Autores principais:Petrov, Petar
Assunto:Fonseca, Rubem, 1925-….. Agosto Narrativa romanceada Conjuntura histórica Crítica temática Pragmática comunicativa
Ano:2015
País:Portugal
Tipo de documento:artigo
Tipo de acesso:acesso aberto
Instituição associada:Universidade de Lisboa
Idioma:português
Origem:Repositório da Universidade de Lisboa
Descrição
Resumo:No conjunto da ficção de Rubem Fonseca, Agosto é a única narrativa possível de ser catalogada como romance de temática histórica, filiado num realismo crítico de feição pós-modernista, uma vez que problematiza aspectos da História brasileira mais recente. Do ponto de vista semântico, por exemplo, o que se verifica é a desmistificação de acontecimentos realmente ocorridos, durante um período político importante, atravessado por uma profunda crise económica, social e institucional que culminou, em Agosto de 1954, com o suicídio do Presidente do país, Getúlio Vargas.

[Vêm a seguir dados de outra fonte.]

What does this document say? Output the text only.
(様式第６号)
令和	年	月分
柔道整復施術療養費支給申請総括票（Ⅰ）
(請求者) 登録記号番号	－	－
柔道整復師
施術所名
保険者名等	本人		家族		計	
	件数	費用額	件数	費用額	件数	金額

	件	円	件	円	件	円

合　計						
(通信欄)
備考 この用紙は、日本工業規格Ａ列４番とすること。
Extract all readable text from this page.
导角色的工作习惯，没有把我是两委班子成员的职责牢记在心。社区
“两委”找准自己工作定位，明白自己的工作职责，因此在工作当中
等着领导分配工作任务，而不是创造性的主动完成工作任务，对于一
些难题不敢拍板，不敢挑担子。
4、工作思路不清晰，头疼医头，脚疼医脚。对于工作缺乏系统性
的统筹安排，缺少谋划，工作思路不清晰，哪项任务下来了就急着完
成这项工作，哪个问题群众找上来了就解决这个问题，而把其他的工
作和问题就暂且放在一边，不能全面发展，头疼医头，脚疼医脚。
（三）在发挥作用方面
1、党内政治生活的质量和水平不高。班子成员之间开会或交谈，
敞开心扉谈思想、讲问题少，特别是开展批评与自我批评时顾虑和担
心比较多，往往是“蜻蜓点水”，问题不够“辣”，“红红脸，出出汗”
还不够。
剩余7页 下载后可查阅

Por seu lado, a componente sintáctica do relato evidencia uma postura autoral marcadamente inquiridora, consubstanciada pela activação de determinadas estratégias denunciadoras da posição crítica assumida pelo narrador. Do mesmo modo, as diferentes manifestações do sujeito de enunciação no texto comportam inevitáveis implicações pragmáticas, provenientes do modo de representação da realidade, com destaque para as relações que estabelece com certas personagens do romance e com o contexto que envolve os acontecimentos.